Thursday: Gold Prices Temporarily Reached New Eight-Year Highs as New Signs of a Pandemic Panic Sent Stocks One Big Step Back
The pain in US equities again spread through developed overseas markets, with the key indices in both Japan and Europe falling more than 2%. As New York based traders stepped into the market, weekly labor market data reported that initial claims fell to roughly 1.5 million as expected although the number of continuing unemployment filings came in above expectations. Gold prices moved higher on the news. Gold’s upward momentum picked up pace an hour later as, with investor sentiment crumbing under the weight of evidence that the Covid-19 pandemic may be resurgent in the US, stock markets dropped off the table as soon as cash trading opened.
— Bloomberg Markets (@markets) June 11, 2020
The US Dollar, which hit a three-month low on Wednesday, saw a rally higher as stocks plummeted, but gold was again the leader in the safe haven clubhouse through morning trading, reaching a peak (and an eight-year high) of $1745/oz in the spot markets; silver rode the metal momentum as well, topping just above $18. Both precious metals were hit by profit-taking (and perhaps some managers liquidating to cash as stocks plummeted) around midday, but gold spot flashed some bullish signals by finding strong support as high as $1730. Equities would go on to suffer their deepest daily loss since March, with the Dow falling nearly 7%.
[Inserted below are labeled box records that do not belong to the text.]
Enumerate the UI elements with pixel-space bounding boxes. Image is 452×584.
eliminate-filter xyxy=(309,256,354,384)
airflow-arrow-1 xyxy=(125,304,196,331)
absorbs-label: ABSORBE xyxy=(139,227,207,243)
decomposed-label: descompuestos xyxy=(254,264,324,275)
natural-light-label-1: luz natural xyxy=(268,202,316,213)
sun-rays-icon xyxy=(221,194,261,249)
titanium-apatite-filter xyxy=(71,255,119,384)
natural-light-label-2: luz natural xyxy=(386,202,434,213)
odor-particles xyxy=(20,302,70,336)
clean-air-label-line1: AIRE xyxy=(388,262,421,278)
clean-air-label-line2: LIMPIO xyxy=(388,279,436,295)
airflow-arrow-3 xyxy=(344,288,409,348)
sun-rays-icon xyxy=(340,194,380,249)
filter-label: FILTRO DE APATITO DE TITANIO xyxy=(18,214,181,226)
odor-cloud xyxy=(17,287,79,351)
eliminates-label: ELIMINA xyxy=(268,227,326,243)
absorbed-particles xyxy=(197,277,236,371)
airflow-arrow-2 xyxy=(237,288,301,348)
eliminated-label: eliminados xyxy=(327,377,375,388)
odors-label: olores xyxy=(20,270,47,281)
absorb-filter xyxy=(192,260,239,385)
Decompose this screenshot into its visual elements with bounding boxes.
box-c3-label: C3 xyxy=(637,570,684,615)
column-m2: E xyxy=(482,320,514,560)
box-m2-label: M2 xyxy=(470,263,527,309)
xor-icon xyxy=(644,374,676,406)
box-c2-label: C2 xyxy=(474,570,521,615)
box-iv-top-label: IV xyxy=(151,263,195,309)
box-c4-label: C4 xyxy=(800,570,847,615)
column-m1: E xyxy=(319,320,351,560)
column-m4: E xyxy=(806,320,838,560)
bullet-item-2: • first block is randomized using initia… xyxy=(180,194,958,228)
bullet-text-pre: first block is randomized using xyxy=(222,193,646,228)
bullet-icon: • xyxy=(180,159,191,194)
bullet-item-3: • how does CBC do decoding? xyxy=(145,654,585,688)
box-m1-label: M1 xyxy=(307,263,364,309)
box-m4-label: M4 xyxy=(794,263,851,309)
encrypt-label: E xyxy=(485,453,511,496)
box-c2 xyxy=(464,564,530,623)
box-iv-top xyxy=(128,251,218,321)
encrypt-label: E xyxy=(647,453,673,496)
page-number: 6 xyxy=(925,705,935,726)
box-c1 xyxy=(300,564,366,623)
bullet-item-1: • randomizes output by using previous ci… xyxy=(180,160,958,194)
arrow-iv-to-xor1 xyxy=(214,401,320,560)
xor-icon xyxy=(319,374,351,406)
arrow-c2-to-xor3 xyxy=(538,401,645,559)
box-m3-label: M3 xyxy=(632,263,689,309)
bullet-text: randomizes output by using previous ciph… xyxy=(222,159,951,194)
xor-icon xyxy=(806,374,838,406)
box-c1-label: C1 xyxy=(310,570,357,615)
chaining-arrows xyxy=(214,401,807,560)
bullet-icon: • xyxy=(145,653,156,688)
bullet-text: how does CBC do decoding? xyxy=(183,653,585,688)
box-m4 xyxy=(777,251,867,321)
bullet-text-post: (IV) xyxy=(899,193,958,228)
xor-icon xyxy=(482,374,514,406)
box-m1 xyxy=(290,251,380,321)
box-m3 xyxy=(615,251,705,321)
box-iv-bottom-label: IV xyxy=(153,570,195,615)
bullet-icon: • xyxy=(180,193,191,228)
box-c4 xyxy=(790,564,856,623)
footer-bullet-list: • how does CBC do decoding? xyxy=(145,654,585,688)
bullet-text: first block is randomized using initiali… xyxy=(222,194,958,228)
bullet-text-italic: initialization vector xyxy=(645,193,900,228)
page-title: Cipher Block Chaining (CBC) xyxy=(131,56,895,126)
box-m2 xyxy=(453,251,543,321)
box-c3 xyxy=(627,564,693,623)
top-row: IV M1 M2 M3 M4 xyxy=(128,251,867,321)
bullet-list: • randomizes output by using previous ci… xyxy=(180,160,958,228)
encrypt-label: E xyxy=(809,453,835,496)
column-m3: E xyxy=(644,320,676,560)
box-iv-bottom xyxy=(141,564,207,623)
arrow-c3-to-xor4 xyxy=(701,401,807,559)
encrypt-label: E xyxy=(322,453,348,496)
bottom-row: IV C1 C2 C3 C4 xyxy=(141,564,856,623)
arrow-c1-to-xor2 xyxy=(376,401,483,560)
Friday: Gold Prices Are Holding Key Gains as Markets Attempt to Settle and Rest from a Volatile Week
Gold has remained at elevated levels today, even as the US stock markets are showing signs of tentative recovery before the weekend. Spot prices for again reached above $1740 this morning, but there does seem to be some level of resistance at that level that has sent prices back to $1730 where the yellow metal looks likely to close out a strong week. There has been—and looks to be—little in the way of market-relevant newsflow today.
On a quiet Friday, I’m taking two observations away from the session and the week: 1.) it seems that gold prices may—in the near-term—now have less sensitivity to another rally in the stock market as traders and managers will be more skeptical about exiting safe positions for an equity rally that could turn so sharply on pessimistic news. And, 2.) I still believe that the bull run in stocks is extremely fragile even from here, and a deeper correction and loss of value could easily push gold prices to new highs.
So, I’ll be keeping that in mind next week as we track the gold market’s next moves. We’ll also be keeping an eye on the US-China trade relationship, a narrative which was strangely quiet this week but which I expect to have a louder drumbeat has we get closer to Federal elections in November. The economic data calendar is pretty quiet next week, but Wednesday’s FOMC projections will have given officials a lot to comment on so I expect FedSpeak to be in focus as well.
Until then, do enjoy your weekend, traders. I’ll see you back here on Monday for our regular preview of the week ahead.